Ingredients:
- 1 lb boneless, skinless chicken thighs, sliced into thin strips
- 2 tablespoons vegetable oil
- 1 cup bell peppers (mixed colors), sliced
- 1 cup broccoli florets
- 3 cloves garlic, minced
- 1 teaspoon fresh ginger, grated
- 1 cup fresh basil leaves, chopped
- 2 tablespoons soy sauce
- 1 tablespoon oyster sauce (optional)
- 1 tablespoon brown sugar
- 1 teaspoon cornstarch mixed with 1 tablespoon cold water
Instructions:
- Slice the chicken thighs, bell peppers, and broccoli. Mince the garlic and grate the ginger. Chop the basil leaves.
- In a small bowl, combine soy sauce, oyster sauce, brown sugar, and the cornstarch mixture. Set aside.
- Heat the vegetable oil in a skillet or wok over medium-high heat. Add sliced chicken and cook until browned, about 5-6 minutes.
- Stir in the garlic and ginger, cooking until fragrant, about 1 minute.

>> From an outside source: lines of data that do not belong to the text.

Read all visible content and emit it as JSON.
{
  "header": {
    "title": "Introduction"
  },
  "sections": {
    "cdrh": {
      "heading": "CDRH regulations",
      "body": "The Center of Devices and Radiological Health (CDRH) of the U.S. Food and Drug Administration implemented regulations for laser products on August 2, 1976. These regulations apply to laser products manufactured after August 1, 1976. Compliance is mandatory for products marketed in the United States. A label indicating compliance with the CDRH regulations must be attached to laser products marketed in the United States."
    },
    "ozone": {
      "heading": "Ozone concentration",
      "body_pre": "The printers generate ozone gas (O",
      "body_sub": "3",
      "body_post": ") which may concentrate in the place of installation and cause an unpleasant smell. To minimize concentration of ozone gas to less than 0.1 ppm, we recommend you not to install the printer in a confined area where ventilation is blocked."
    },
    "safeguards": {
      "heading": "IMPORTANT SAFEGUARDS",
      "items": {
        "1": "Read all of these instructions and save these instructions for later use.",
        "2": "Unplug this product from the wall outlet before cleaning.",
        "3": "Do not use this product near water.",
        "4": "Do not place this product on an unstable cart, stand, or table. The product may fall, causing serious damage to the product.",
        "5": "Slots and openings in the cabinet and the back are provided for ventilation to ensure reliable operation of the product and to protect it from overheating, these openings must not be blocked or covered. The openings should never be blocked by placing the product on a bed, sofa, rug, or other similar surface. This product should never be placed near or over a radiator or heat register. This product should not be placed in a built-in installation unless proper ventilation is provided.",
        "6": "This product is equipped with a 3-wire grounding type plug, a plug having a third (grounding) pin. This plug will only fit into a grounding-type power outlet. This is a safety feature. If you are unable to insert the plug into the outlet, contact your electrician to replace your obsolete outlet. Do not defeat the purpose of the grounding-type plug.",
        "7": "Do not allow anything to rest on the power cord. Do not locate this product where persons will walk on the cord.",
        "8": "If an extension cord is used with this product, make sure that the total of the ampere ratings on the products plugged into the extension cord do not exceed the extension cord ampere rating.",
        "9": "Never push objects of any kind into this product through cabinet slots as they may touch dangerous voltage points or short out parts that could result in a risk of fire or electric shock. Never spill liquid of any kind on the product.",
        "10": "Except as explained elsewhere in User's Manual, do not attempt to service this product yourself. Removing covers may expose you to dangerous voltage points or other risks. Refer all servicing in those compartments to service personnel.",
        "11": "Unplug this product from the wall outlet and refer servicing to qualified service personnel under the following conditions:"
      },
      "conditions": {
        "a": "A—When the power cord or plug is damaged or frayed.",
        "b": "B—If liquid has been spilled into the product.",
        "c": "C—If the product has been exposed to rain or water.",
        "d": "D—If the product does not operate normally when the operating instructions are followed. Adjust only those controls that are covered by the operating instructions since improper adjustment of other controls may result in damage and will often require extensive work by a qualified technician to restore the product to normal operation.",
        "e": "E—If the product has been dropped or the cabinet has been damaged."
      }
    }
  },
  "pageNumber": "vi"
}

- Toss in the bell peppers and broccoli, stir-frying for 2-3 minutes until vegetables are tender but still crisp.
- Pour the sauce over the chicken and vegetables, stirring to coat evenly. Cook for an additional minute until the sauce thickens slightly.
- Stir in the fresh basil, mixing well, and remove from heat.
- Serve immediately over rice or noodles.